* * *
Старые друзья долго беседовали, вспоминая беззаботное детство, юнкерские похождения и германский фронт. Выпив за погибших армейских товарищей, помолчали.
– Иногда мне кажется, будто каждый из нас прожил несколько совершенно разных жизней, – наконец задумчиво проговорил Георгий. – Я нынешний настолько далек от того Жоры Старицкого!
– Не знаю, – пожал плечами Андрей. – Последние лет семь я чувствую себя зрителем, приглашенным в какой-то дьявольский театр, где все творится взаправду, но публика об этом не подозревает. Вокруг крутятся страшные декорации, происходящее на сцене сводит с ума. И вдруг осознаешь, что все это реальность… Начинаешь истерически искать режиссера, автора дикой пьесы или, на худой конец, администратора театра. Хочется бросить им в лицо яростные обличительные слова, заставить перекроить спектакль как положено… Но представление не управляется разумными существами, а идет механически, подобно заведенной пружиной игрушке.
Андрей с минуту помолчал, затем со вздохом добавил:
– Я, Жора, наверное, так и не переменился. Просто надел маску. Ту, в которой я могу сидеть в адском театре, не рискуя окончательно свихнуться.
– Неужели ты хочешь сказать, что, став Рябининым и начав новую жизнь, остался прежним? – с сомнением покачал головой Георгий.
– Михаил Нелюбин не переменился. Он умер. Осталась его душа без имени и прошлого. И эта душа скрылась под маской.
– Ну, о себе я такого не скажу, – скорбно рассмеялся Георгий. – От меня прежнего остались одни воспоминания. И ты. Я стал так поразительно пуст, не поверишь! В самой темной комнате больше света, чем в моей душе.
– Э-э, Жорка, плохи твои дела! – протянул Андрей и наполнил рюмки.
– Верно, стоит нам добавить, а не то слишком уж тягомотный разговор получается, – встряхнулся Георгий.
Они выпили без пожеланий, сумрачно и деловито. Старицкий крякнул и, усмехнувшись, спросил:
– А все же расскажи, как ты стал этим Рябининым? История наверняка была авантюрная.
– Хуже, почти мистическая. По своей воле я никогда бы не стал «товарищем Рябининым». Это знак судьбы…
С лета восемнадцатого года был я рядовым офицерской роты Первой добровольческой дружины «Народной армии» КомУча. Затем служил Верховному правителю [6]. К лету девятнадцатого в чине капитана командовал одним из полков каппелевского корпуса. Так что симпатий к большевикам не питал.

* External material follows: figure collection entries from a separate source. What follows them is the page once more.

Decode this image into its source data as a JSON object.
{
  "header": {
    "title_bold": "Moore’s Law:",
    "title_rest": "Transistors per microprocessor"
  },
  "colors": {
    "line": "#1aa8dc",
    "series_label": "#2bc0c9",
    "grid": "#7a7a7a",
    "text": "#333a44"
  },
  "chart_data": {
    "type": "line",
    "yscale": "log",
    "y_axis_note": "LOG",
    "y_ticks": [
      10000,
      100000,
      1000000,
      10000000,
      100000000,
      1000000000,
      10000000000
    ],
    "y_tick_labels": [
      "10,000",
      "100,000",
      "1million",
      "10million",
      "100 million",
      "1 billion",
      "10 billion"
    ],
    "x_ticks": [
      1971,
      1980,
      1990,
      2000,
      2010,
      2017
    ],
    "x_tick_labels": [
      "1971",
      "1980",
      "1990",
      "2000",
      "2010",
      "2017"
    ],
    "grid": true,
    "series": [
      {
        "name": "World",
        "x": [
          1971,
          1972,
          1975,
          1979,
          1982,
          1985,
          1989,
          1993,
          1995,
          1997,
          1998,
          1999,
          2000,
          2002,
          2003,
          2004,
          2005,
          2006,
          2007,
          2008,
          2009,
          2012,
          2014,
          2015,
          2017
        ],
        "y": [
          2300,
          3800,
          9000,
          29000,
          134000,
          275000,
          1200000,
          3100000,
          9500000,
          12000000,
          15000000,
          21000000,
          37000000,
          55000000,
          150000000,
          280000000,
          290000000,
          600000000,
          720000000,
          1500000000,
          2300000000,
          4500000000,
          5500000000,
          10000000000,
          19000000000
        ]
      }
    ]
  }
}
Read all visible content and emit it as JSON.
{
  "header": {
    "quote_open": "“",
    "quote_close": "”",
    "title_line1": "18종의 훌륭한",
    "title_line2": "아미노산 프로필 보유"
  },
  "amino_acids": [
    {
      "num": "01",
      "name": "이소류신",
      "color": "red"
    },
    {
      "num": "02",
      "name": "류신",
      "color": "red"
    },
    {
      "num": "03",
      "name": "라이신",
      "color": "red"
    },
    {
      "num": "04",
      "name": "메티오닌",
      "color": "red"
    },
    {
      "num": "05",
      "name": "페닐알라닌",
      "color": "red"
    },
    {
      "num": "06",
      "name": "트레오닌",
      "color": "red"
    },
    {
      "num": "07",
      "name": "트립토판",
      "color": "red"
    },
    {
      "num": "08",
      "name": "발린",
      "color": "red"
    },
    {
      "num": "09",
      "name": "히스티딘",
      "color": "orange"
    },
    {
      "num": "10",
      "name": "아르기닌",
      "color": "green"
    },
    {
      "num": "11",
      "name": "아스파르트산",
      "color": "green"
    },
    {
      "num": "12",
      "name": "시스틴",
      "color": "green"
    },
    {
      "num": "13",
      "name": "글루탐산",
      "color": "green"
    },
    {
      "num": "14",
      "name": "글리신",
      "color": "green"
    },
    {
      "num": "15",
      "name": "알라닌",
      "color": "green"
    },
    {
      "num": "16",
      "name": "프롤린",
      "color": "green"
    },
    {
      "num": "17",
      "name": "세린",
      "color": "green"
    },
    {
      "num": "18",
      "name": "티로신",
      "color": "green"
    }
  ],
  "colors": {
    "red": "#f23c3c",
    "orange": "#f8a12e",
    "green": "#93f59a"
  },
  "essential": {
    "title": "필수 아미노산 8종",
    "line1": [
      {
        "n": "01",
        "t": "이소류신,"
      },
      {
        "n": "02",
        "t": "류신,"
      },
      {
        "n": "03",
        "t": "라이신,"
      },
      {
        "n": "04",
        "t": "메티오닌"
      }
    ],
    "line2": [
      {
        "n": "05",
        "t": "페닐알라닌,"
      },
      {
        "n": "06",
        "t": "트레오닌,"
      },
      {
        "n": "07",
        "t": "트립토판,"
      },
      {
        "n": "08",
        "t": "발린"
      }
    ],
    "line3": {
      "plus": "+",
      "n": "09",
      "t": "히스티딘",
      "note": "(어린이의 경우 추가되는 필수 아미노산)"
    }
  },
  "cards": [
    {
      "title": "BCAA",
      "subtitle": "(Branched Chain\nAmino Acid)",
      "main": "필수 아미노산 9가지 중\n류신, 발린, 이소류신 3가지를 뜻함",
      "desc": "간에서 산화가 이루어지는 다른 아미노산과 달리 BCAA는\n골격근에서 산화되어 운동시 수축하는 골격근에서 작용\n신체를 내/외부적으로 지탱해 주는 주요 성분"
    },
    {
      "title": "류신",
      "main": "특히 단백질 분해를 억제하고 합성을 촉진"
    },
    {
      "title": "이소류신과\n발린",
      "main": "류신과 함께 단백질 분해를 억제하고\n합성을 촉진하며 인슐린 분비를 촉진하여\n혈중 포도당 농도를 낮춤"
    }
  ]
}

Когда в феврале двадцатого красные разбили наши части под Иркутском, остатки армии стали разрозненными группами пробиваться к Чите, на соединение с атаманом Семеновым. Жалкие крохи моего полка объединились с отрядом в тысячу сабель под командованием полковника Капитонова. Измученные постоянными стычками с партизанами и почти павшие духом, мы больше месяца скитались по тайге.